The model should be prompted in the manner explained in the Qwen2-VL-7B model card, available here.

Inference Example

from transformers import AutoProcessor, AutoModelForImageTextToText
from qwen_vl_utils import process_vision_info
from PIL import Image
import torch
from transformers import BitsAndBytesConfig


def generate_text_from_sample(model, processor, sample, max_new_tokens=1024, device="cuda"):
    # Prepare the text input by applying the chat template
    text_input = processor.apply_chat_template(
        sample[0:2], tokenize=False, add_generation_prompt=True
    )

    # Process the visual input from the sample
    image_inputs, _ = process_vision_info(sample)

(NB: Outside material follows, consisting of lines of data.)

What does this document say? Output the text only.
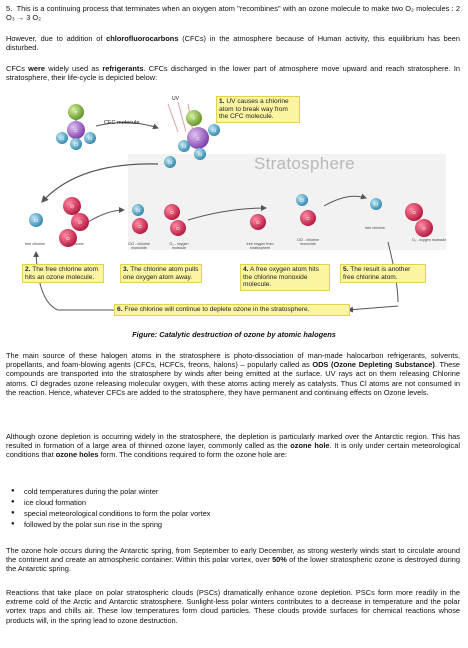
5. This is a continuing process that terminates when an oxygen atom "recombines" with an ozone molecule to make two O₂ molecules : 2 O₃ → 3 O₂

However, due to addition of chlorofluorocarbons (CFCs) in the atmosphere because of Human activity, this equilibrium has been disturbed.

CFCs were widely used as refrigerants. CFCs discharged in the lower part of atmosphere move upward and reach stratosphere. In stratosphere, their life-cycle is depicted below:

F
C
Cl
Cl
Cl
F
C
Cl
Cl
Cl
Cl
Cl
O
O
O
Cl
O
O
O
O
Cl
O
Cl
O
O
UV
CFC molecule
Stratosphere
1. UV causes a chlorine atom to break way from the CFC molecule.
free chlorine	O₃ - ozone	ClO - chlorine monoxide
O₂ - oxygen molecule
free oxygen from stratosphere
ClO - chlorine monoxide
free chlorine
O₂ - oxygen molecule
2. The free chlorine atom hits an ozone molecule.
3. The chlorine atom pulls one oxygen atom away.
4. A free oxygen atom hits the chlorine monoxide molecule.
5. The result is another free chlorine atom.
6. Free chlorine will continue to deplete ozone in the stratosphere.
Figure: Catalytic destruction of ozone by atomic halogens

The main source of these halogen atoms in the stratosphere is photo-dissociation of man-made halocarbon refrigerants, solvents, propellants, and foam-blowing agents (CFCs, HCFCs, freons, halons) – popularly called as ODS (Ozone Depleting Substance). These compounds are transported into the stratosphere by winds after being emitted at the surface. UV rays act on them releasing Chlorine atoms. Cl degrades ozone releasing molecular oxygen, with these atoms acting merely as catalysts. Thus Cl atoms are not consumed in the reaction. Hence, whatever CFCs are added to the stratosphere, they have permanent and continuing effects on Ozone levels.

Although ozone depletion is occurring widely in the stratosphere, the depletion is particularly marked over the Antarctic region. This has resulted in formation of a large area of thinned ozone layer, commonly called as the ozone hole. It is only under certain meteorological conditions that ozone holes form. The conditions required to form the ozone hole are:

● cold temperatures during the polar winter
● ice cloud formation
● special meteorological conditions to form the polar vortex
● followed by the polar sun rise in the spring

The ozone hole occurs during the Antarctic spring, from September to early December, as strong westerly winds start to circulate around the continent and create an atmospheric container. Within this polar vortex, over 50% of the lower stratospheric ozone is destroyed during the Antarctic spring.

Reactions that take place on polar stratospheric clouds (PSCs) dramatically enhance ozone depletion. PSCs form more readily in the extreme cold of the Arctic and Antarctic stratosphere. Sunlight-less polar winters contributes to a decrease in temperature and the polar vortex traps and chills air. These low temperatures form cloud particles. These clouds provide surfaces for chemical reactions whose products will, in the spring lead to ozone destruction.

    # Prepare the inputs for the model
    model_inputs = processor(
        text=[text_input],
        images=image_inputs,
        return_tensors="pt",
    ).to(
        device
    )  # Move inputs to the specified device

    # Generate text with the model
    generated_ids = model.generate(**model_inputs, max_new_tokens=max_new_tokens)

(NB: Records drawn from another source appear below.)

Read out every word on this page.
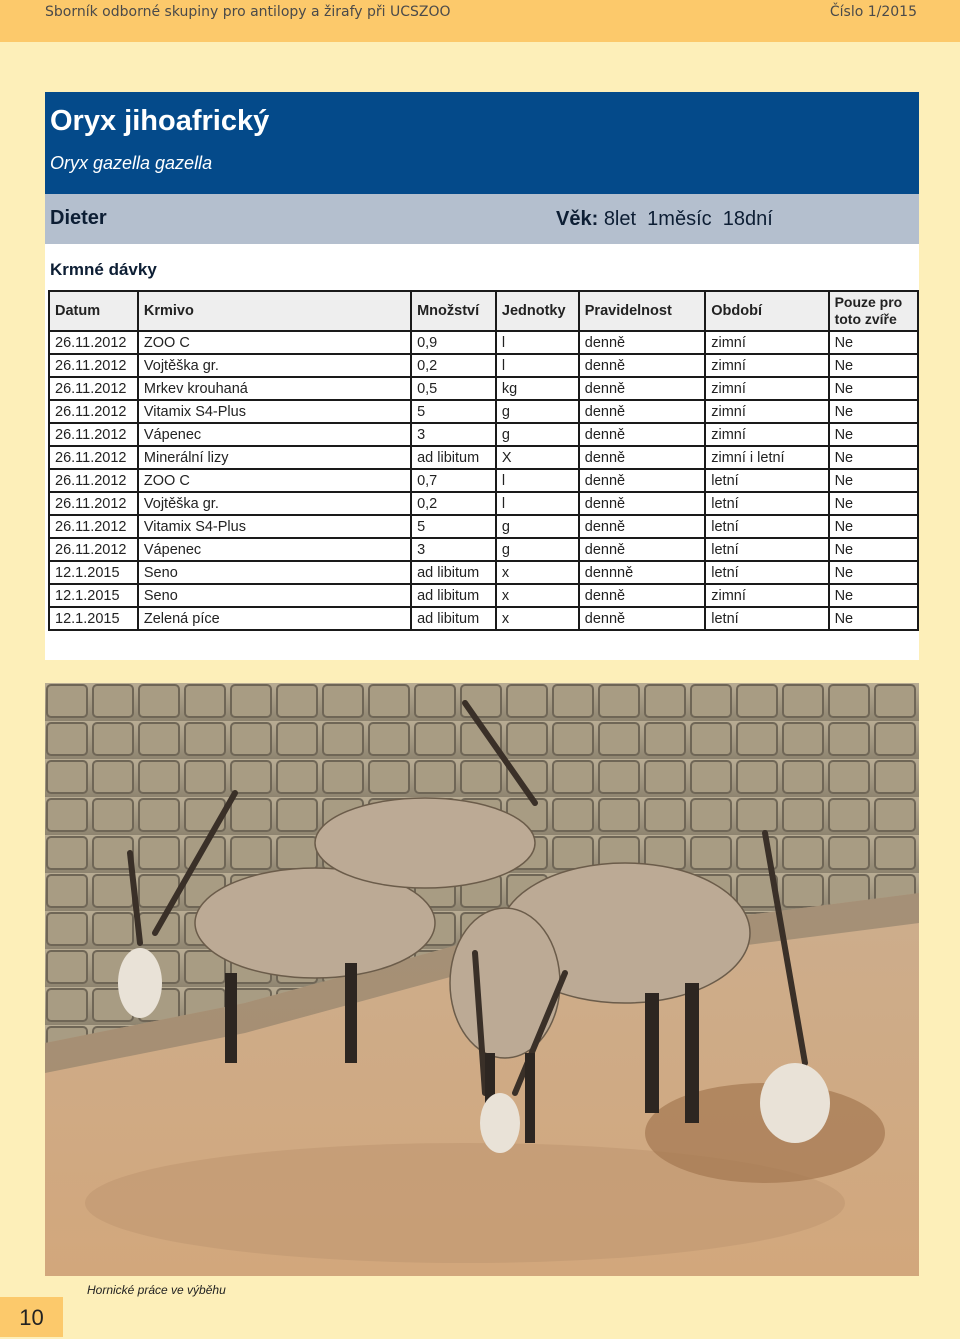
Sborník odborné skupiny pro antilopy a žirafy při UCSZOO	Číslo 1/2015
Oryx jihoafrický
Oryx gazella gazella
Dieter	Věk: 8let  1měsíc  18dní
Krmné dávky
Datum	Krmivo	Množství	Jednotky	Pravidelnost	Období	Pouze pro toto zvíře
26.11.2012	ZOO C	0,9	l	denně	zimní	Ne
26.11.2012	Vojtěška gr.	0,2	l	denně	zimní	Ne
26.11.2012	Mrkev krouhaná	0,5	kg	denně	zimní	Ne
26.11.2012	Vitamix S4-Plus	5	g	denně	zimní	Ne
26.11.2012	Vápenec	3	g	denně	zimní	Ne
26.11.2012	Minerální lizy	ad libitum	X	denně	zimní i letní	Ne
26.11.2012	ZOO C	0,7	l	denně	letní	Ne
26.11.2012	Vojtěška gr.	0,2	l	denně	letní	Ne
26.11.2012	Vitamix S4-Plus	5	g	denně	letní	Ne
26.11.2012	Vápenec	3	g	denně	letní	Ne
12.1.2015	Seno	ad libitum	x	dennně	letní	Ne
12.1.2015	Seno	ad libitum	x	denně	zimní	Ne
12.1.2015	Zelená píce	ad libitum	x	denně	letní	Ne
Hornické práce ve výběhu
10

    # Trim the generated ids to remove the input ids
    trimmed_generated_ids = [out_ids[len(in_ids) :] for in_ids, out_ids in zip(model_inputs.input_ids, generated_ids)]

    # Decode the output text
    output_text = processor.batch_decode(
        trimmed_generated_ids, skip_special_tokens=True, clean_up_tokenization_spaces=False
    )

    return output_text[0]  # Return the first decoded output text


min_pixels = 256*28*28
max_pixels = 512*28*28
processor = AutoProcessor.from_pretrained('Qwen/Qwen2-VL-7B-Instruct', min_pixels=min_pixels, max_pixels=max_pixels, use_fast=True)

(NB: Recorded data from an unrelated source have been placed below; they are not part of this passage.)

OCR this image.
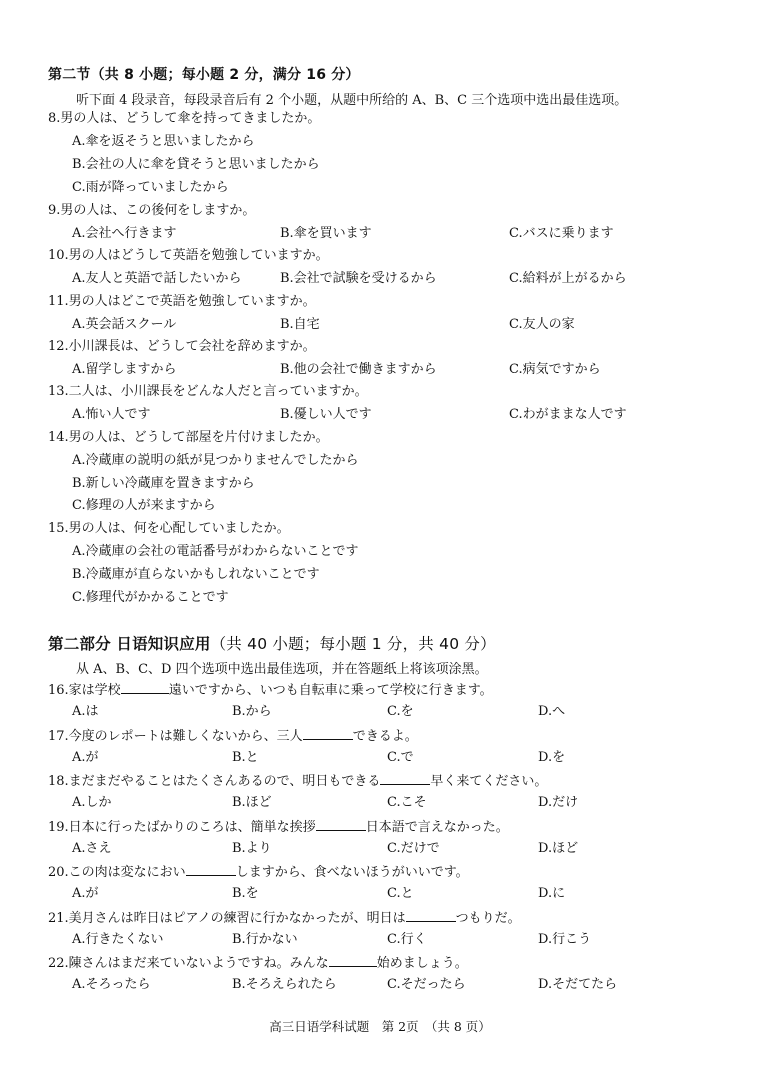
第二节（共 8 小题；每小题 2 分，满分 16 分）
听下面 4 段录音，每段录音后有 2 个小题，从题中所给的 A、B、C 三个选项中选出最佳选项。
8.男の人は、どうして傘を持ってきましたか。
A.傘を返そうと思いましたから
B.会社の人に傘を貸そうと思いましたから
C.雨が降っていましたから
9.男の人は、この後何をしますか。
A.会社へ行きます	B.傘を買います	C.バスに乗ります
10.男の人はどうして英語を勉強していますか。
A.友人と英語で話したいから	B.会社で試験を受けるから	C.給料が上がるから
11.男の人はどこで英語を勉強していますか。
A.英会話スクール	B.自宅	C.友人の家
12.小川課長は、どうして会社を辞めますか。
A.留学しますから	B.他の会社で働きますから	C.病気ですから
13.二人は、小川課長をどんな人だと言っていますか。
A.怖い人です	B.優しい人です	C.わがままな人です
14.男の人は、どうして部屋を片付けましたか。
A.冷蔵庫の説明の紙が見つかりませんでしたから
B.新しい冷蔵庫を置きますから
C.修理の人が来ますから
15.男の人は、何を心配していましたか。
A.冷蔵庫の会社の電話番号がわからないことです
B.冷蔵庫が直らないかもしれないことです
C.修理代がかかることです
第二部分 日语知识应用（共 40 小题；每小题 1 分，共 40 分）
从 A、B、C、D 四个选项中选出最佳选项，并在答题纸上将该项涂黑。
16.家は学校	遠いですから、いつも自転車に乗って学校に行きます。
A.は	B.から	C.を	D.へ
17.今度のレポートは難しくないから、三人	できるよ。
A.が	B.と	C.で	D.を
18.まだまだやることはたくさんあるので、明日もできる	早く来てください。
A.しか	B.ほど	C.こそ	D.だけ
19.日本に行ったばかりのころは、簡単な挨拶	日本語で言えなかった。
A.さえ	B.より	C.だけで	D.ほど
20.この肉は変なにおい	しますから、食べないほうがいいです。
A.が	B.を	C.と	D.に
21.美月さんは昨日はピアノの練習に行かなかったが、明日は	つもりだ。
A.行きたくない	B.行かない	C.行く	D.行こう
22.陳さんはまだ来ていないようですね。みんな	始めましょう。
A.そろったら	B.そろえられたら	C.そだったら	D.そだてたら
高三日语学科试题　第 2页　（共 8 页）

bnb_config = BitsAndBytesConfig(
    load_in_4bit=True,
    bnb_4bit_use_double_quant=True,
    bnb_4bit_compute_dtype=torch.float16,
)

model = AutoModelForImageTextToText.from_pretrained(
    "letxbe/qwen2-7b-BoundingDocs-rephrased",
    device_map="cuda",
    quantization_config=bnb_config
)

system_message = """You are a Vision Language Model specialized in extracting information from document images.  
Your task is to analyze the provided document image and extract relevant information accurately.  
Documents may contain text, tables, forms, and structured or unstructured data.  
Ensure responses are precise and concise, without additional explanations unless required for clarity."""  

TEMPLATE_PROMPT = """
<starttask>
Answer the following question about the document:
Question: "{QUESTION}"
Answer completing the following format:
'''json
{{"value": ""}}
'''
<endtask>
"""

question = "question about the document"

prompt = TEMPLATE_PROMPT.format(QUESTION=question)
  
message = [
            # system message
            {
                "role": "system",
                "content": [{"type": "text", "text": system_message}],
            },
            # question
            {
                "role": "user",
                "content": [
                    {
                        "type": "image",
                        "image": Image.new("RGB", (512, 512), (255, 255, 255)),
                    },
                    {
                        "type": "text",
                        "text": prompt,
                    },
                ],
            }
]

output = generate_text_from_sample(model, processor, message)

print(output)